O retorno do podcast, e dessa vez quem escolheu a obra não fui eu: Devilman Crybaby ganhou a votação de vocês.
Mesma regra da temporada de Evangelion vale aqui. Assisto um episódio e gravo no calor do momento.
Entra tudo o que me passou pela cabeça com a experiência, com todos os palavrões que isso implica.
Ler a transcrição 3.401 palavras
Editada para leitura: saíram as repetições, os vícios de linguagem e os falsos começos. Nenhuma palavra foi trocada nem acrescentada.
Olá, Personas! Meu nome é Caio Corraini e tá começando a nova temporada do Minha Primeira Vez. Eu sei, eu fiquei aí alguns anos longe do microfone, mas, enfim, eu tô num momento da minha vida em que esse projeto, ele pode retornar, ele faz sentido, e eu espero que vocês retornem comigo.
Se esse é o primeiro episódio que você tá ouvindo: muito obrigado, seja bem-vindo, bem-vinda, bem-vinde, e deixa eu te explicar mais ou menos como é que isso aqui funciona. A nossa série principal: eu geralmente escolho um anime e a gente vai assistindo ele junto, só que com a diferença de que eu vou registrando aqui a minha primeira vez. Então, logo depois de assistir, eu sento no computador e discorro sobre o que eu acabei de ver, as minhas teorias, o que eu achei e tudo mais. Dessa forma, se você já viu o anime ou tá com vontade de ver,
você pode ter essa experiência junto comigo. Se essa é uma ideia que faz sentido pra você, vambora, que só acabou de começar. Hoje, como vocês já sabem pela capa e pelo título do podcast, a gente vai discutir o primeiro episódio do anime Devilman Crybaby, Preciso de Você.
Esse primeiro episódio, ele me deixou um tanto quanto confuso. Obviamente que esse era o objetivo dele, claro, né? Afinal de contas, quando você vai construir uma narrativa, é obviamente sempre interessante que você ofereça algumas informações para as pessoas não completas, para que elas vão gradativamente construindo esse quebra-cabeça na cabeça delas.
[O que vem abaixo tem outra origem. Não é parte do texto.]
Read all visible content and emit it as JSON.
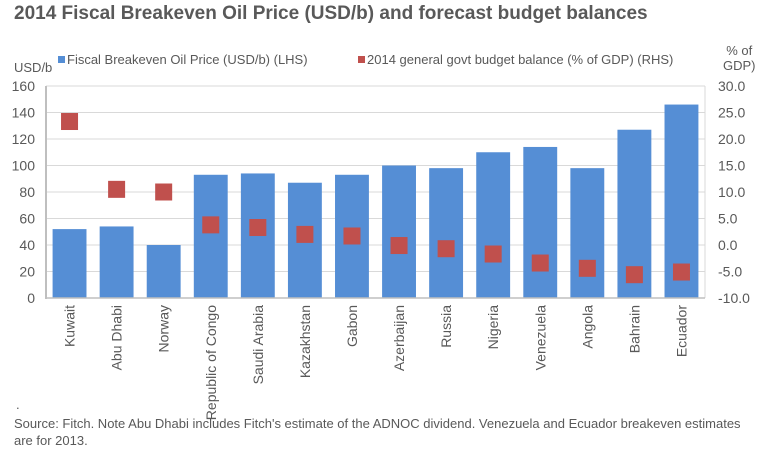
{
  "chart_data": {
    "type": "bar",
    "title": "2014 Fiscal Breakeven Oil Price (USD/b) and  forecast budget balances",
    "categories": [
      "Kuwait",
      "Abu Dhabi",
      "Norway",
      "Republic of Congo",
      "Saudi Arabia",
      "Kazakhstan",
      "Gabon",
      "Azerbaijan",
      "Russia",
      "Nigeria",
      "Venezuela",
      "Angola",
      "Bahrain",
      "Ecuador"
    ],
    "series": [
      {
        "name": "Fiscal Breakeven Oil Price (USD/b) (LHS)",
        "type": "bar",
        "axis": "left",
        "color": "#558ed5",
        "values": [
          52,
          54,
          40,
          93,
          94,
          87,
          93,
          100,
          98,
          110,
          114,
          98,
          127,
          146
        ]
      },
      {
        "name": "2014 general govt budget balance (% of GDP) (RHS)",
        "type": "marker",
        "axis": "right",
        "color": "#c0504d",
        "values": [
          23.3,
          10.5,
          10.0,
          3.8,
          3.3,
          2.0,
          1.7,
          -0.1,
          -0.7,
          -1.7,
          -3.4,
          -4.4,
          -5.6,
          -5.1
        ]
      }
    ],
    "ylabel": "USD/b",
    "ylabel_right": [
      "% of",
      "GDP)"
    ],
    "ylim": [
      0,
      160
    ],
    "ylim_right": [
      -10,
      30
    ],
    "yticks": [
      "0",
      "20",
      "40",
      "60",
      "80",
      "100",
      "120",
      "140",
      "160"
    ],
    "yticks_right": [
      "-10.0",
      "-5.0",
      "0.0",
      "5.0",
      "10.0",
      "15.0",
      "20.0",
      "25.0",
      "30.0"
    ],
    "grid": true,
    "legend_position": "top"
  },
  "footer": {
    "dot": ".",
    "source": "Source: Fitch. Note Abu Dhabi includes Fitch's estimate of  the ADNOC dividend. Venezuela  and Ecuador breakeven estimates are for 2013."
  }
}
Então, o episódio começa com duas crianças se encontrando ali num lugar meio inóspito, inclusive discutindo sobre um gatinho que está doente, que está morrendo. Eu não sei exatamente se esse lugar é uma metáfora, se esse lugar é um lugar que realmente existe, mas é que ele realmente parece um lugar muito afastado de tudo, feio, sem nenhuma vegetação e tal, esquisito. Mas, de qualquer forma, esse início já dá uma palhinha da personalidade dos nossos dois protagonistas.
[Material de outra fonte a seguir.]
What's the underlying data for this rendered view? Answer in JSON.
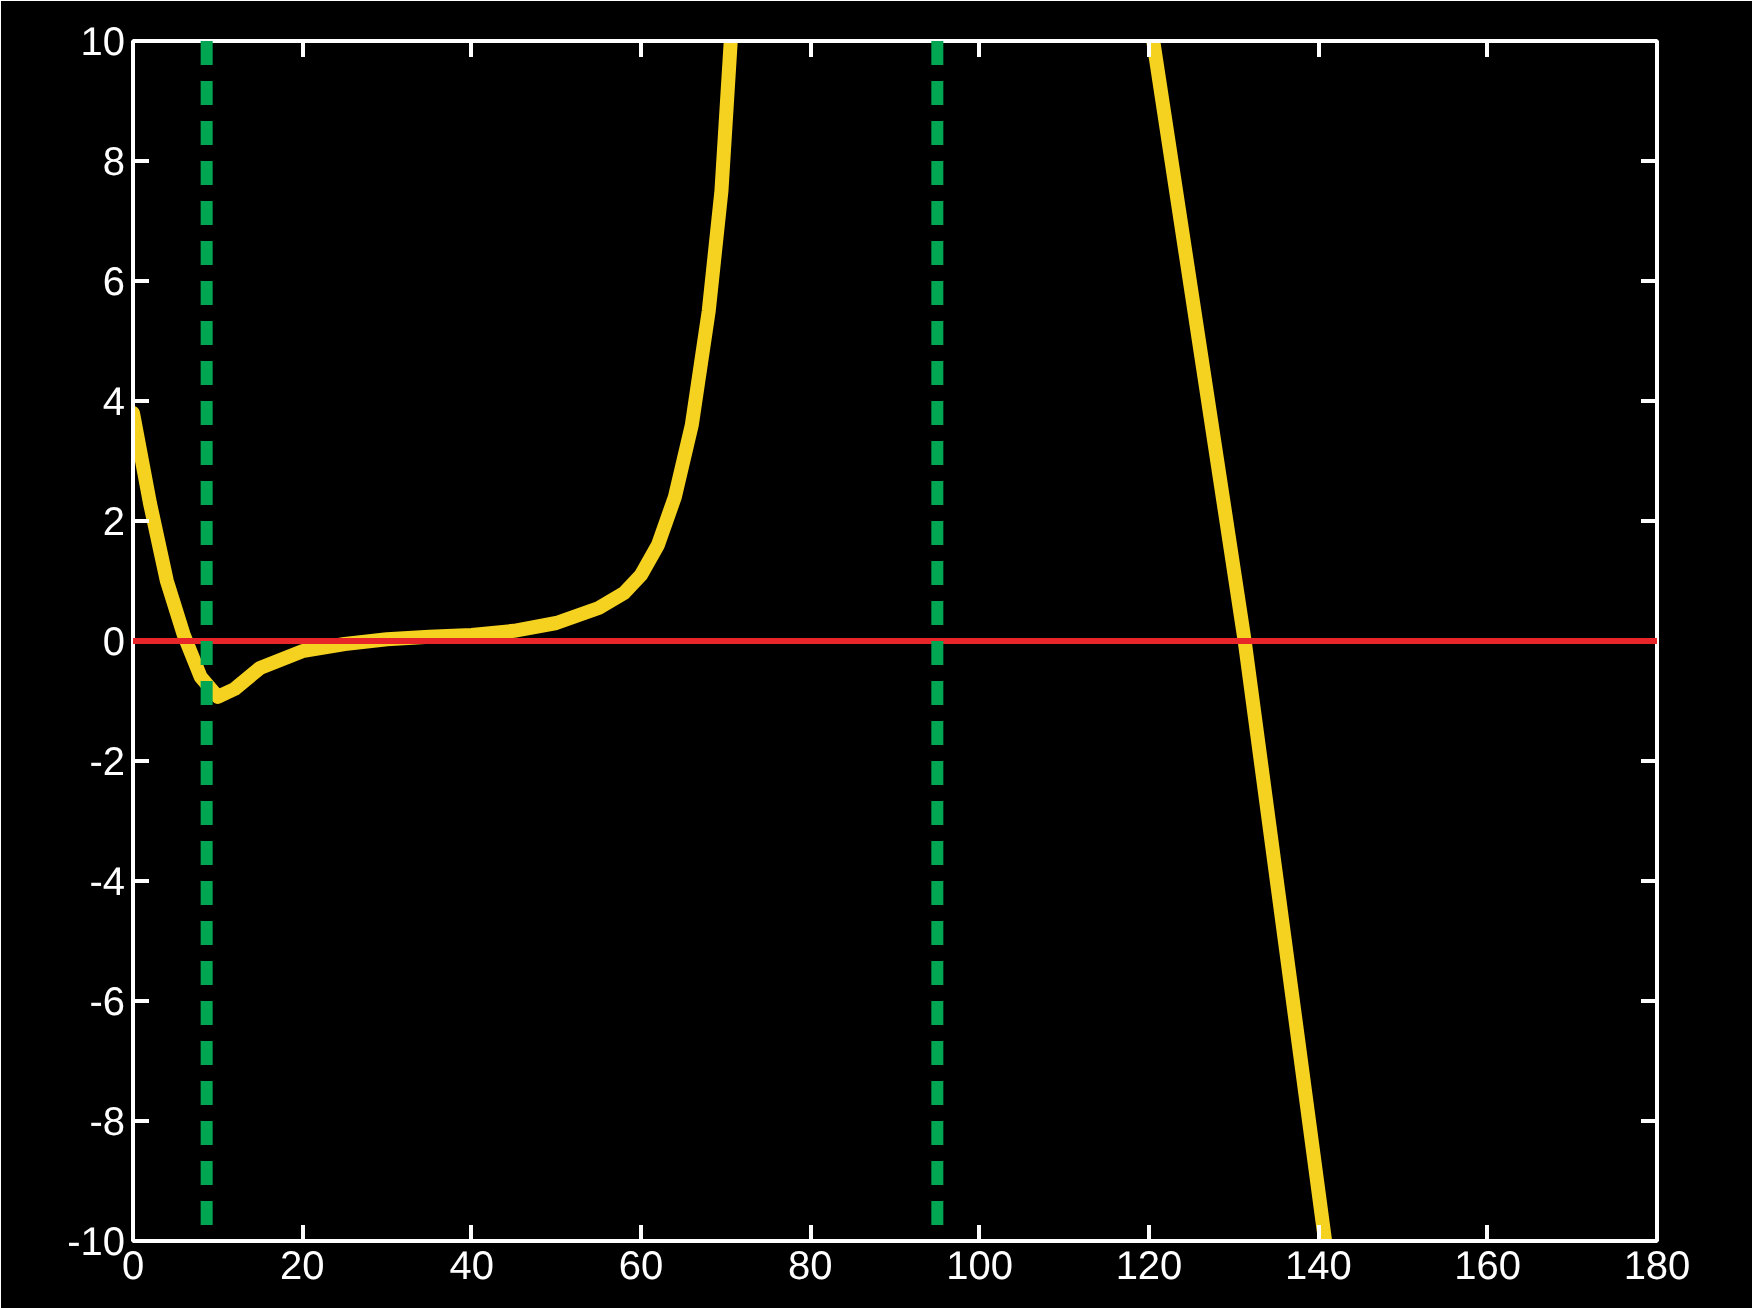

O Akira, que é o moreno, ele é um menino frágil, sentimental. Ele tá chorando pelo gatinho, ele tá se sentindo ali triste porque o bichinho tá doente e vai morrer. Enquanto o Ryo, que é o loiro, ele é muito mais frio, muito calculista. Ele fala: não, o gato vai morrer de qualquer forma, deixa eu matar ele. Saca o estilete e tal. E é interessante que tem aquela cena em que o Akira, ele tá chorando, e o Ryo fala: meu, você sabia que ele ia morrer? Por que você tá chorando? E o Akira fala: não, você tá chorando também. E a gente vê isso se repetindo em outro momento no episódio, como se o Akira sentisse a dor dos outros e expressasse ela. A dor que os outros estão escondendo, ele expressa.
Mas, de qualquer forma, tem esse flashback aí, a gente vai pra 10 anos no futuro, os meninos tão no colegial.
Os meninos não, né? Porque o Ryo, foda-se onde que ele tá. O Akira tá no colegial. Aí a gente vai pra uma cena em que tá aquela aula de atletismo, tem uma galerinha ali nas arquibancadas vendo os outros alunos e alunas, principalmente treinando, disputando corridas, esse tipo de coisa. E eles vão discutindo sobre uma festa chamada Sabbath, que é aparentemente uma festa de culto satânico. Eles estão olhando no celular uma reportagem de um jornal sobre essa festa satanista, em que aparentemente um outro aluno morreu quando foi. E, enquanto eles estão vendo essa notícia no celular, o Akira se aproxima e começa a chorar. Porque no jornal eles estão tentando entrevistar um outro aluno, que aparentemente era amigo do que morreu,
e ele passa sem dar nenhuma declaração, estoico e tal, e o Akira começa a chorar. Porque fala: ah, ele também tá chorando. Como se esse aluno que tá passando ali todo calado tivesse sofrendo por dentro também. Não sei se isso vai ser levantado em outros momentos, mas basicamente serve pra deixar pra gente um pouco do que é o Akira: que é um menino super sensível, que aparentemente ele é delicado, se preocupa muito com uma amiga dele - que a gente vai ver um pouco mais depois no episódio e tudo mais, que é uma das meninas que tava ali competindo nas corridas do atletismo e tudo mais. Então o Akira é esse personagem, é um menino muito bonzinho, muito gostável, muito tadinho também, o que me dá um pouco de preguiça, mas vamos. Obviamente que a gente vai ver pra onde que isso vai.
E, desde o início, o anime tem vários momentos de estranheza. Porque - a gente não vai se aprofundar muito disso, afinal de contas não é nem tanto o foco do episódio -, mas ali nas arquibancadas mesmo, durante essa aula de atletismo, tem um professor, que aparentemente é o responsável ali por aquela classe, e ele tá mó vegetal, numa cadeira de roda. E, do nada, antes de mudarmos pra outra cena, ele estica a língua e come um mosquito, como se ele fosse um sapo. E tem vários momentinhos assim, tanto que depois tem um outro corte que mostra esse aluno da reportagem, que tava passando ali e resolveu não dar a entrevista… Dá a entender que ele mata o próprio treinador. Então, a gente vai ter mais informações em relação a isso conforme a gente vai recebendo um pouco mais de contexto.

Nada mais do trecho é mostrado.